Voyons comment Madame de Chartres va pouvoir exercer une influence sur sa fille qui vient d’être introduite dans ce milieu périlleux. 

L’éducation de la jeune fille est présentée pour sa mère comme une entreprise extrêmement sérieuse comme on peut le voir avec l’expression ” avait eu tant d’application ” et “ne discontinua pas de prendre les mêmes soins ” Cette entreprise difficile est rendue d’autant plus nécessaire au vu de la dangerosité du lieu das lequel la jeune fille va désormais évoluer.

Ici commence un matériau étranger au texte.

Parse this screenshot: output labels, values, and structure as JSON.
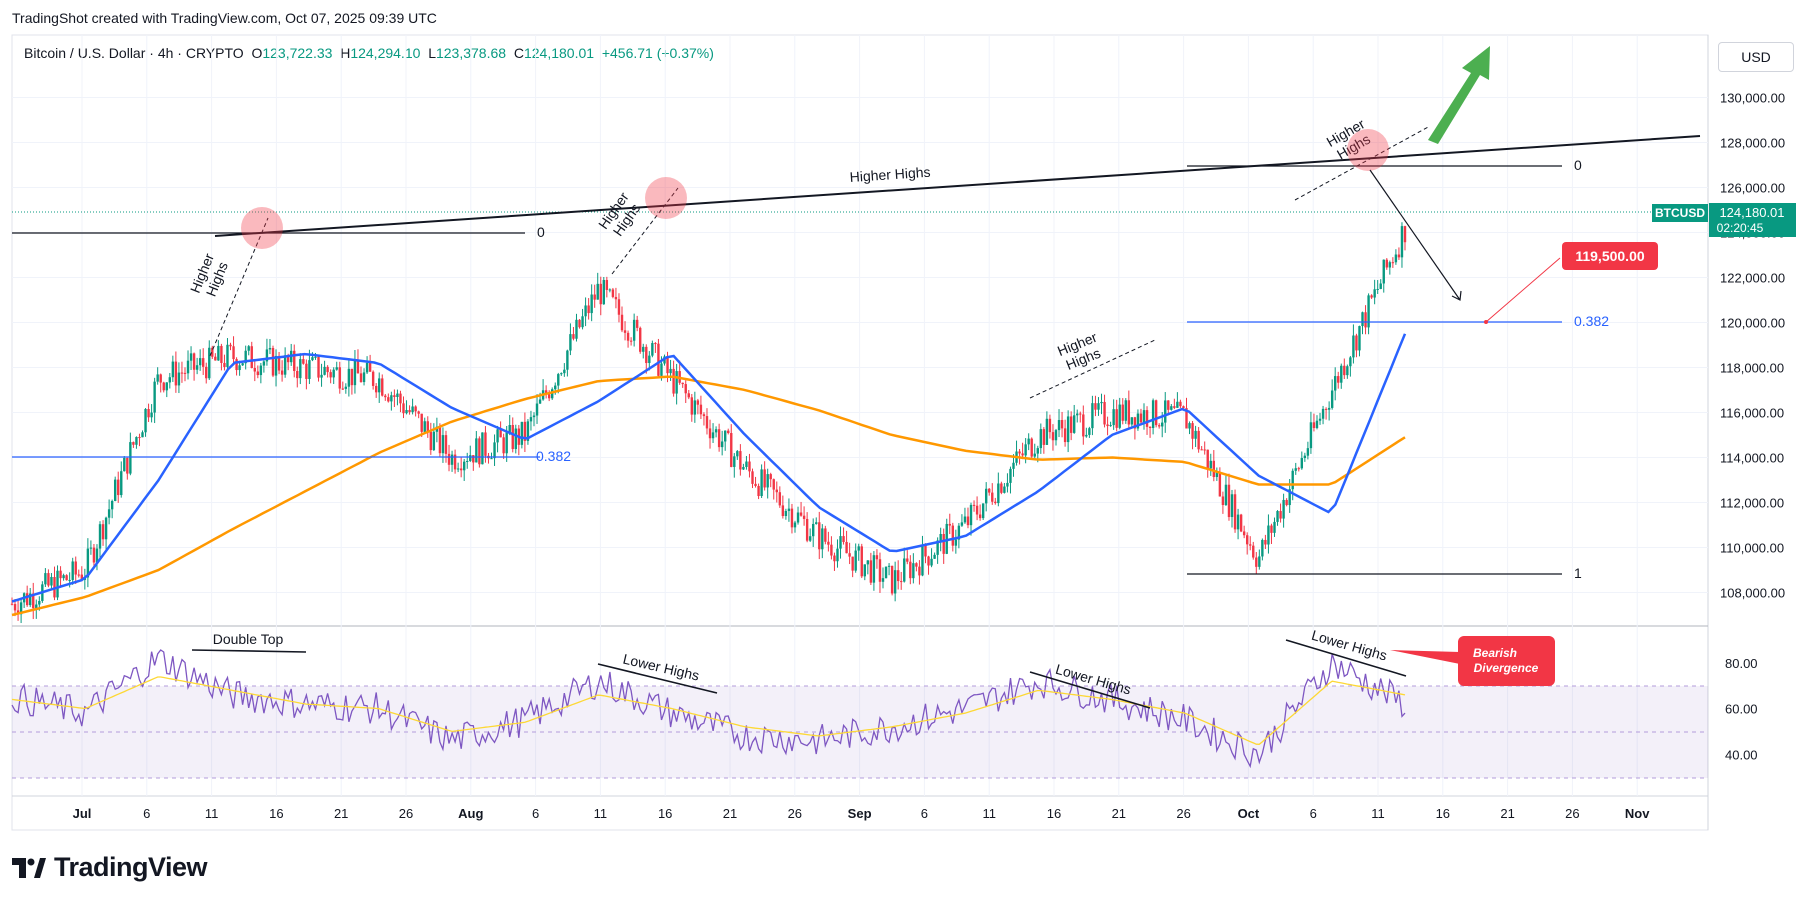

 Du coup, la peinture des dangers de la cour renforce le caractère ardu de l’éducation pour la mère préoccupée de l’avenir de sa fille. La Cour est vue par la mère comme une sorte d’enfer où se mêlent les séductions des plaisirs et les plus grands dangers pour les âmes innocentes . On comprend ainsi la valeur de ce qu’elle va inculquer à sa fille au moment où elle va se retrouver confrontée à “tant d’exemples si dangereux” ; D’emblée ; le destin de la future Princesse est présenté comme périlleux et le lecteur peut d’ores et déjà se demander si elle va succomber à toutes les tentations.

Madame de Chartes es caractérise par une lucidité hors du commun “elle voyait ce péril” et un désir de protection maternelle à son paroxysme: “elle ne songeait qu’aux moyens d’en garantir sa fille ” On peut toutefois souligner le paradoxe de la position de la mère qui, à la fois, offre sa fille à tous les regards afin de lui trouver le meilleur parti possible et en même temps, lui demande de se forger une carapace et de se méfier de tout le monde, en particulier des hommes.

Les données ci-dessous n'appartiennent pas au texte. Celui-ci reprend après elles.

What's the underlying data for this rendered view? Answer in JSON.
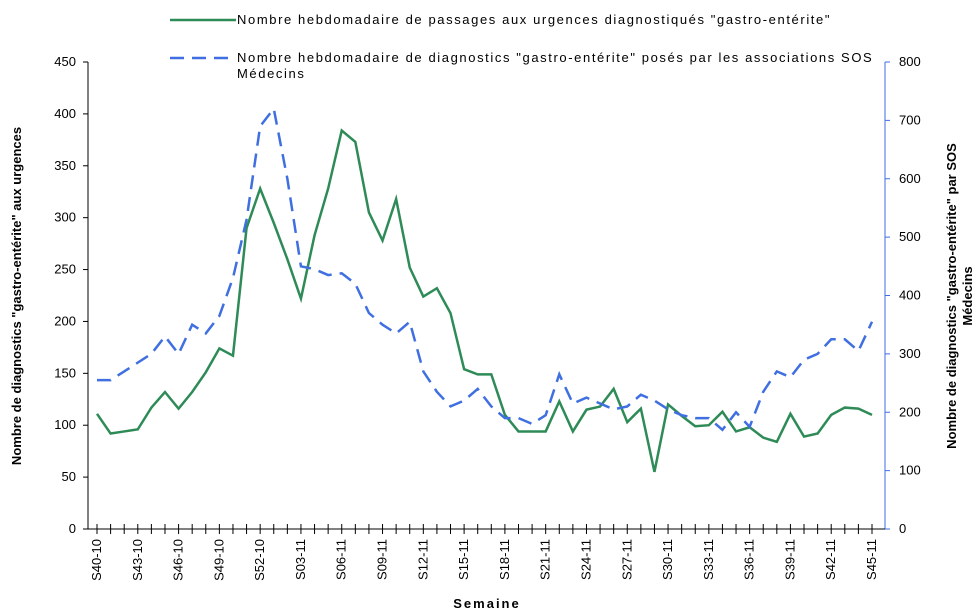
{
  "chart_data": {
    "type": "line",
    "x_label": "Semaine",
    "y_label": "Nombre de diagnostics \"gastro-entérite\" aux urgences",
    "y2_label": [
      "Nombre de diagnostics \"gastro-entérite\" par SOS",
      "Médecins"
    ],
    "categories": [
      "S40-10",
      null,
      null,
      "S43-10",
      null,
      null,
      "S46-10",
      null,
      null,
      "S49-10",
      null,
      null,
      "S52-10",
      null,
      null,
      "S03-11",
      null,
      null,
      "S06-11",
      null,
      null,
      "S09-11",
      null,
      null,
      "S12-11",
      null,
      null,
      "S15-11",
      null,
      null,
      "S18-11",
      null,
      null,
      "S21-11",
      null,
      null,
      "S24-11",
      null,
      null,
      "S27-11",
      null,
      null,
      "S30-11",
      null,
      null,
      "S33-11",
      null,
      null,
      "S36-11",
      null,
      null,
      "S39-11",
      null,
      null,
      "S42-11",
      null,
      null,
      "S45-11"
    ],
    "series": [
      {
        "name": "Nombre hebdomadaire de passages aux urgences diagnostiqués \"gastro-entérite\"",
        "color": "#2e8b57",
        "dash": false,
        "values": [
          111,
          92,
          94,
          96,
          117,
          132,
          116,
          132,
          151,
          174,
          167,
          290,
          328,
          295,
          260,
          222,
          283,
          328,
          384,
          373,
          305,
          278,
          318,
          252,
          224,
          232,
          208,
          154,
          149,
          149,
          110,
          94,
          94,
          94,
          123,
          94,
          115,
          118,
          135,
          103,
          116,
          55,
          120,
          109,
          99,
          100,
          113,
          94,
          98,
          88,
          84,
          111,
          89,
          92,
          110,
          117,
          116,
          110
        ]
      },
      {
        "name": "Nombre hebdomadaire de diagnostics \"gastro-entérite\" posés par les associations SOS Médecins",
        "color": "#3f6fe0",
        "dash": true,
        "axis": "y2",
        "values": [
          255,
          255,
          270,
          285,
          300,
          330,
          300,
          350,
          335,
          365,
          430,
          530,
          690,
          720,
          600,
          450,
          445,
          435,
          438,
          420,
          370,
          350,
          335,
          355,
          270,
          235,
          210,
          220,
          240,
          210,
          190,
          190,
          180,
          195,
          265,
          215,
          225,
          215,
          205,
          210,
          230,
          220,
          205,
          195,
          190,
          190,
          170,
          200,
          175,
          235,
          270,
          260,
          290,
          300,
          325,
          325,
          305,
          355
        ]
      }
    ],
    "ylim": [
      0,
      450
    ],
    "yticks": [
      0,
      50,
      100,
      150,
      200,
      250,
      300,
      350,
      400,
      450
    ],
    "y2lim": [
      0,
      800
    ],
    "y2ticks": [
      0,
      100,
      200,
      300,
      400,
      500,
      600,
      700,
      800
    ]
  }
}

La modernité de ce roman vient de la demande de la mère d’être considérée par sa fille comme une amie  et surtout comme une confidente sur le plan amoureux ; Madame de Chartres compte sur son expérience pour protéger sa fille des mensonges que les hommes de la Cour seraient tentés de lui dire afin de s’assurer ses faveurs ou de lui arracher une promesse de mariage ; Il est donc logique que sa mort  prématurée dans le roman plonge la jeune femme dans le plus grand désarroi car elle perd à la fois l’amour d’une mère mais également les précieux conseils d’une amie. La relation mère/fille ne se construit pas seulement sur le respect mais sur un attachement et une affection véritable. A cette époque, il était rare de constater une véritable complicité entre les parents et les enfants qui ne partageaient pas toujours le même toit, surtout durant leur enfance. Néanmoins, certaines auteures comme Madame De Sévigné ou ici , madame de La Fayette se font l’écho d’un nouveau mode de relations, plus intime , entre les mères et les filles.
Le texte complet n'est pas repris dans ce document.